Bitcoin is extremely hard to value. Structurally, it is difficult for it to function as a medium of exchange in the way money does, and in the end, its value is determined by how many people believe in Bitcoin. It is similar to gold, but gold is a mineral that can be physically used once processed, and it has served as a store of value for thousands of years in human history. By contrast, Bitcoin’s 15-year history is hardly enough time to fully test that belief. Up to now, Bitcoin’s price has been linked to the passionate evangelism of a handful of early adopters and the number of converts they persuaded, and those believers have been rewarded with enormous gains. Ultimately, Bitcoin is an asset with a unique characteristic: its value is not determined by information or utility; rather, price itself becomes value.

Perfect Prey for the Gamma Trap

Photo by Ludde Lorentz on Unsplash
Photo by Ludde Lorentz on Unsplash

As with every other financialized asset class, there is a vast array of derivatives built on Bitcoin, and market participants do everything they can to maximize their own profits. Markets can throw up all kinds of scenarios, but in an environment like today’s, where prices are falling, investors who have put large sums into Bitcoin will buy put options to minimize their losses.

If there are buyers of put options, there must be sellers on the other side. These are mainly liquidity providers known as market makers. They are not gamblers betting on Bitcoin’s value. They are mechanical actors that rely on math and algorithms, focused solely on collecting fees and spreads while keeping their risk neutral.

This is where the real culprit behind Bitcoin crashes—a negative gamma feedback loop, or gamma trap—kicks in. When terrified investors rush to buy puts, the market makers on the other side end up holding a large short position in put options. In technical terms, they are in a short gamma position. This is dangerous because the actions market makers must take to neutralize their risk boil down to one rule: sell when the market falls, and buy when the market rises.

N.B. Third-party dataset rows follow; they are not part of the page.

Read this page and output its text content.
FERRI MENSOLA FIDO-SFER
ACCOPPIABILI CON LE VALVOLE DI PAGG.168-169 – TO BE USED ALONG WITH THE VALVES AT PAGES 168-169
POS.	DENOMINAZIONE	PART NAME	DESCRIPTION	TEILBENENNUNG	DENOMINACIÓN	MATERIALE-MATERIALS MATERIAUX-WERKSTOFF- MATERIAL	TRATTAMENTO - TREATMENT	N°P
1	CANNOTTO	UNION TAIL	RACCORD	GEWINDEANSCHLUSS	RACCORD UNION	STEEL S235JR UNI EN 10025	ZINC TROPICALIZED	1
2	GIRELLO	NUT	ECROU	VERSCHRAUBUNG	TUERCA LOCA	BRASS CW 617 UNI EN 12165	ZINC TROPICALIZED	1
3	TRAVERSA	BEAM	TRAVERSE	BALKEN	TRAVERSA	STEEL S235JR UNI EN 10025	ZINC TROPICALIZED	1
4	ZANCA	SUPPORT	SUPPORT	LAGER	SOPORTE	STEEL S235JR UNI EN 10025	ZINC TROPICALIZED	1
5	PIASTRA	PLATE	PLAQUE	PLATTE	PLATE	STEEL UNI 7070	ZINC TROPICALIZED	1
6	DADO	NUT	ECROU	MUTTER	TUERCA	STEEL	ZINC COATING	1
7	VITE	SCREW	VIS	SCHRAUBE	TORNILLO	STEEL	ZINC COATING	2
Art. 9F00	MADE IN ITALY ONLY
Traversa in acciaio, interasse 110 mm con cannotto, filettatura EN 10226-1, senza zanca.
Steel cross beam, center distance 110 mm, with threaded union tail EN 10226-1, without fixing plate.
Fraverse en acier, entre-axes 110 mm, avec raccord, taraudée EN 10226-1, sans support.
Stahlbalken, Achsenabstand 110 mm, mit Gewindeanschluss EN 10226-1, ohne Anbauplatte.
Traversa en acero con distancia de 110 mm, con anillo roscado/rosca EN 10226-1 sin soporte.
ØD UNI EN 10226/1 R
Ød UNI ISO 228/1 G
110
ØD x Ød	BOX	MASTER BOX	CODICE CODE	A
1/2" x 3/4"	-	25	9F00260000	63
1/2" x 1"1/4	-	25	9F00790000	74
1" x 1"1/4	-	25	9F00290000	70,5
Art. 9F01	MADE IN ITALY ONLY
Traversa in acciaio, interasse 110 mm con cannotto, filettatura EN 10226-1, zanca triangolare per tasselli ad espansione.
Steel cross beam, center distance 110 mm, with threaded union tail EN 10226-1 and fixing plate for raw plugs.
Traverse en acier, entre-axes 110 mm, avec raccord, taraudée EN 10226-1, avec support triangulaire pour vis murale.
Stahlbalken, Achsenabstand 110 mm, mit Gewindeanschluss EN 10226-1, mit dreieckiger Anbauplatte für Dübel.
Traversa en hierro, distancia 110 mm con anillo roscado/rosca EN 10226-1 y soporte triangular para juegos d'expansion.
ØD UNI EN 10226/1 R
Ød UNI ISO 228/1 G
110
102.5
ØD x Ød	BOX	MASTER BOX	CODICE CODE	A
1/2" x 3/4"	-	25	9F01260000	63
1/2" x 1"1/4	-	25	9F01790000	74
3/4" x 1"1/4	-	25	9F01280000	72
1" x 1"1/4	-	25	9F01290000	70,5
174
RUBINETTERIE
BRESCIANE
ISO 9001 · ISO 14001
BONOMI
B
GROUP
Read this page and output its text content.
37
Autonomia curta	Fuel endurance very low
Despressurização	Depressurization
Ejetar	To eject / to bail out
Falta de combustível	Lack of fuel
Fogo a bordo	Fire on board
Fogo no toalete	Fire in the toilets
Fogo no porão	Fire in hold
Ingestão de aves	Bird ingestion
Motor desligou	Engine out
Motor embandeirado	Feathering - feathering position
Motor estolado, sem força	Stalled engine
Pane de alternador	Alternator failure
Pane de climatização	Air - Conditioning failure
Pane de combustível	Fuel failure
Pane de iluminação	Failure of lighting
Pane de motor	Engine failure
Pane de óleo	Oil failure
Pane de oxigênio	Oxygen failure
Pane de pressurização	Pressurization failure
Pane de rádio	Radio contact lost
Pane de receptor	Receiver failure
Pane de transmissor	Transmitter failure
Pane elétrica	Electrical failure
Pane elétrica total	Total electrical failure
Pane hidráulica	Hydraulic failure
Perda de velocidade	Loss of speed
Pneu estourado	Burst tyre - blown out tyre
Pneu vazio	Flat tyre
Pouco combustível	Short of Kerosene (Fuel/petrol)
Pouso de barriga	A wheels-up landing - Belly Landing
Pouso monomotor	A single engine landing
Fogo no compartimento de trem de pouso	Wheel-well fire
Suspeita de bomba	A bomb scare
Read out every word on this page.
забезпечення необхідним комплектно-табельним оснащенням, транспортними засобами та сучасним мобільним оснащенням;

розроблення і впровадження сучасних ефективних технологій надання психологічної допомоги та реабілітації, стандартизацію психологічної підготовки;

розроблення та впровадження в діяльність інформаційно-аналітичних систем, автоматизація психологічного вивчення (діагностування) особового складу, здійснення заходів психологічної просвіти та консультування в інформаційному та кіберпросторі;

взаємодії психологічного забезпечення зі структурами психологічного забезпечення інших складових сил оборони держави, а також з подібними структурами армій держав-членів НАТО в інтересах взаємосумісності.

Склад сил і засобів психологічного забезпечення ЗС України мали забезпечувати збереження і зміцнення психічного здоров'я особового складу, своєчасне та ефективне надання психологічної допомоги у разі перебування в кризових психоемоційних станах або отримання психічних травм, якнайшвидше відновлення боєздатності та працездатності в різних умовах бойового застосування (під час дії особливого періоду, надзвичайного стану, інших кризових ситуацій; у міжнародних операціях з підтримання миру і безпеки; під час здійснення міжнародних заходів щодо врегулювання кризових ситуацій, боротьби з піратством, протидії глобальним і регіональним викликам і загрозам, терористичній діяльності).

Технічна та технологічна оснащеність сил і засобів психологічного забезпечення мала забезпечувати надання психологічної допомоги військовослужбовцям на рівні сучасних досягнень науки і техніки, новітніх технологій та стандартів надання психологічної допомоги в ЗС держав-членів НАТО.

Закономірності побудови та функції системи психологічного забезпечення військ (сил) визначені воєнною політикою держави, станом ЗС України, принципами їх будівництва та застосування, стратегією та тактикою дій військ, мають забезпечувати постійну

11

When Bitcoin’s price drops, the market makers’ algorithms react instantly. To keep their short put positions hedged, they instruct the sale of Bitcoin in the spot or futures market. This mechanical selling dumps supply into a market with few buyers, pushing prices down further. As the price falls more, the algorithms recalculate that their position risk has increased and that they need to sell even more.

When volatility spikes, things get even worse. The higher the volatility, the more aggressively market makers have to sell, and the volume they unload grows exponentially. By this point, there are almost no human traders left trying to buy the dip. Their place has been taken by ultra-short-term trading algorithms which, the moment they detect a barrage of sell orders, pull their bids and step back from the market.

In the end, there is no one left willing to buy, yet a mechanically mandated wave of sell orders keeps flooding in, creating a kind of vacuum. This is what lies behind a flash crash, where prices collapse in an instant. In the stock market, there is at least a floor in the form of corporate earnings, and at that point value investors step in to break this vicious cycle. Investors like Warren Buffett, who are extremely disciplined about assessing value, will judge that a stock has become very cheap relative to a company’s earnings or potential. For example, if a solid company’s share price had been so high that its dividend yield was only 2%, but then the price suddenly plunges and the yield jumps to 6%, they see that as an opportunity to acquire a large stake at an attractive price and move in with large-scale purchases. As other investors, recovering from their fear after seeing this in the news, return to the market, stability gradually comes back.

Bitcoin, however, is an asset whose price is its value. When the price collapses, confidence in its value collapses with it. The conviction that was supposed to act as a support level evaporates along with the price.